Costs and Caregiver Consequences of Early Supported Discharge...
Costs and caregiver consequences of early supported discharge for stroke patients
Citation Teng, J., Mayo, N. E., Latimer, E., Hanley, J., Wood-Dauphinee, S., Cote, R., & Scott, S. (2002). Costs and caregiver consequences of early supported discharge for stroke patients. Stroke, 34 528-536.
Purpose The purpose of this study was to estimate the costs associated with an Early Supported Discharge (ESD) program compared with those of usual care.
Hypothesis What is the cost associated with ESD compared to costs of usual care?

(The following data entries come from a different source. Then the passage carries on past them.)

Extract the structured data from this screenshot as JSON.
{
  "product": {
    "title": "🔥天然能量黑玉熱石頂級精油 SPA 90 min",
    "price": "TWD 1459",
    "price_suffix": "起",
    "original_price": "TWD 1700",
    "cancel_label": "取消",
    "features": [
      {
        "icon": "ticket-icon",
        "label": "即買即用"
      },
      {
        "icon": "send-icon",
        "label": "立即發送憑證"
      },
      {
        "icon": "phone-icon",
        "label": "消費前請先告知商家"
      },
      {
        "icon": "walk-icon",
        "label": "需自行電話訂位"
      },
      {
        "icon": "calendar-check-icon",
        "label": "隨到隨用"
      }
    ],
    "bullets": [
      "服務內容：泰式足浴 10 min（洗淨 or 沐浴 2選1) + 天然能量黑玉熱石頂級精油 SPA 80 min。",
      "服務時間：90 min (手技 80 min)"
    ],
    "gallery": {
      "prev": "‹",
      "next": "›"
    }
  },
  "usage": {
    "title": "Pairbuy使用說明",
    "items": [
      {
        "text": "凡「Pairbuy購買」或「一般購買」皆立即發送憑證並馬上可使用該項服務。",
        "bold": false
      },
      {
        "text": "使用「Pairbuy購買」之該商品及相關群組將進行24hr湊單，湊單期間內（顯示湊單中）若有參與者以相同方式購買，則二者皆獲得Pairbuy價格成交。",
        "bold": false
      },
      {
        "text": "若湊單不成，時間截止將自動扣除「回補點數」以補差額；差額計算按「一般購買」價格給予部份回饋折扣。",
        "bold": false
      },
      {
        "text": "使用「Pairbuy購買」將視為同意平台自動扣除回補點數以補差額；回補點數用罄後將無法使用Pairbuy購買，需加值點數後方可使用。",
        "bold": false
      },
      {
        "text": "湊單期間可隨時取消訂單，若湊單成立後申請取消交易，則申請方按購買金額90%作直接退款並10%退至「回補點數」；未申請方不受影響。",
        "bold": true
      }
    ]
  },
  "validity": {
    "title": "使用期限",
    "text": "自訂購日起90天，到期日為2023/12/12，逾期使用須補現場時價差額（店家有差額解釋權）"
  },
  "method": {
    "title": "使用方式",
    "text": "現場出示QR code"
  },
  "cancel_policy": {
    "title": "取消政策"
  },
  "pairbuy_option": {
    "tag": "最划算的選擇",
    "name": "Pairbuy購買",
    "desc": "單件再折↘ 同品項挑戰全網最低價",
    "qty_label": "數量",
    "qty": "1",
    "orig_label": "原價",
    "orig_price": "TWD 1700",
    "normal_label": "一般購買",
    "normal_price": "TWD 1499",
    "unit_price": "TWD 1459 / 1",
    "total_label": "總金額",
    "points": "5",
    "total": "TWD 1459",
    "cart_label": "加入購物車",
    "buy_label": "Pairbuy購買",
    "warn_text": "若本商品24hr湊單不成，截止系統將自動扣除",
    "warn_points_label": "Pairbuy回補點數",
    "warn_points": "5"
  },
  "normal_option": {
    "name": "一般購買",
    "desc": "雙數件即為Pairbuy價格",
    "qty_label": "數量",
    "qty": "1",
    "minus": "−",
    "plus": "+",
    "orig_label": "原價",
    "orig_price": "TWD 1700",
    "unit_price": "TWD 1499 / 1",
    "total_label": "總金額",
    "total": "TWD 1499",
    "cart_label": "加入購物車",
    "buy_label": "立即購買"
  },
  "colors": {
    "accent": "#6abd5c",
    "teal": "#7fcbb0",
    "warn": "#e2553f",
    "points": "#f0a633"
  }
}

Participants Participants were stroke patients who required rehabilitation services and who had a caregiver at home able to provide care for 4 weeks following discharge at home. Persons with cognitive dysfunction following stroke, were excluded from the study. Participants were randomized to either the home intervention (n=58) or the usual care (n=56) group. All participants had a caregiver at home. Their caregivers were also assessed for caregiver burden.
Procedure The group receiving the intervention received a 4-week, tailor-made home program of rehabilitation and nursing services. The usual care group followed current practices for discharge planning and referral for follow-up services. These included services such as an extended acute-care hospital stay, inpatient rehabilitation, outpatient care, private care, and home care provided by a local community health service center (CLSC). Follow-up of study subjects was 3 months after randomization.
Outcomes Providing care at home was no more (or less) expensive for those with greater functional limitation than for those with less. Caregivers in the ESD group scored consistently lower on the Burden Index than caregivers with usual care, even caregivers of persons with major functional limitations. For persons recovering from stroke and their families, ESD provides a cost-effective alternative to usual care.
Author Teng, J., Mayo, N. E., Latimer, E., Hanley, J., Wood-Dauphinee, S., Cote, R., & Scott, S.